Remove the cuff and squeeze a small bead of clear silicon caulk around the eyepiece. [Buy a toothpaste size squeeze tube at Home Depot or auto parts store; snip the nozzle for a ~1mm diameter bead.]
Slide the cuff on; wipe off any excess with your finger, remove tape and leave to cure.

Pliobond works great but best if both surfaces are coated. Whatever adhesive you use apply it ONLY to the metal and none on the rubber before you assemble it; else you will get a mess inside the body of the eyepiece.
 
#4 ·
Thanks for the help. I have stuff that's just like pliobond, and I also have silicon RTV. I tried both last night and neither seemed to work. They stayed tacky and would not hold. But my garage was pretty cold, around 45 degrees, keeping the metal cold, so I'm going to try again indoors. I may have to order a tube of pliobond.

Zeiss recommended double sided tape, which I thought was silly, but if I can find some really tough stuff I might give that a try....
 
#7 ·
I'm sure I could send it back to them and they'd fix it, but for something like this I'm not sure I want to bother with shipping and all that. Might end up doing it though if all the crap I keep using keeps failing.
 
#12 ·
#14 ·
It's from the "Wished I'd thought of that" department...
Same principal as the stuff dentists use for chip repair on teeth....

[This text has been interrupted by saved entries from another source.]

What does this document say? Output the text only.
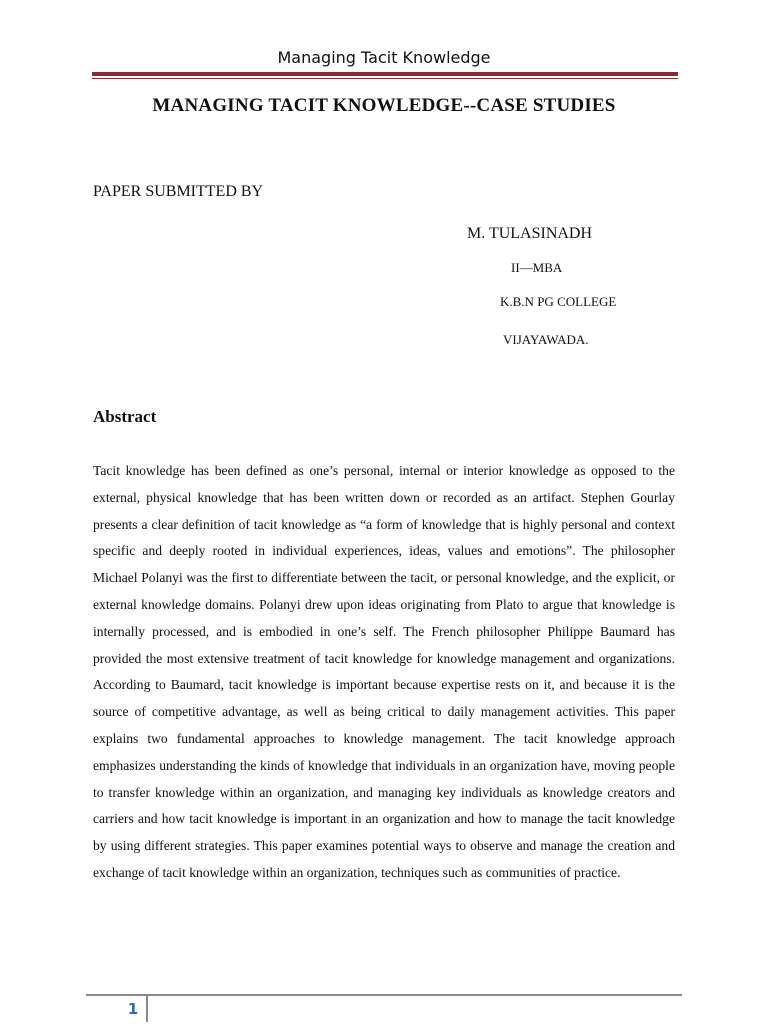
Managing Tacit Knowledge
MANAGING TACIT KNOWLEDGE--CASE STUDIES
PAPER SUBMITTED BY
M. TULASINADH
II—MBA
K.B.N PG COLLEGE
VIJAYAWADA.
Abstract
Tacit knowledge has been defined as one’s personal, internal or interior knowledge as opposed to the external, physical knowledge that has been written down or recorded as an artifact. Stephen Gourlay presents a clear definition of tacit knowledge as “a form of knowledge that is highly personal and context specific and deeply rooted in individual experiences, ideas, values and emotions”. The philosopher Michael Polanyi was the first to differentiate between the tacit, or personal knowledge, and the explicit, or external knowledge domains. Polanyi drew upon ideas originating from Plato to argue that knowledge is internally processed, and is embodied in one’s self. The French philosopher Philippe Baumard has provided the most extensive treatment of tacit knowledge for knowledge management and organizations. According to Baumard, tacit knowledge is important because expertise rests on it, and because it is the source of competitive advantage, as well as being critical to daily management activities. This paper explains two fundamental approaches to knowledge management. The tacit knowledge approach emphasizes understanding the kinds of knowledge that individuals in an organization have, moving people to transfer knowledge within an organization, and managing key individuals as knowledge creators and carriers and how tacit knowledge is important in an organization and how to manage the tacit knowledge by using different strategies. This paper examines potential ways to observe and manage the creation and exchange of tacit knowledge within an organization, techniques such as communities of practice.
1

It's amazing compared to super glue...no mess or holding it for 10 minutes. And the container doesn't dry out after the 1st use.
Invisible on a ceramic trivet for heavy pots and so far it's holding on a crack in a snow shovel blade at the handle.
I haven't had the need to glue my boat together but it worked on TV, LOL.
Yeah, well the main thing I wondered when watching the infomertial was whether it really works like that haha.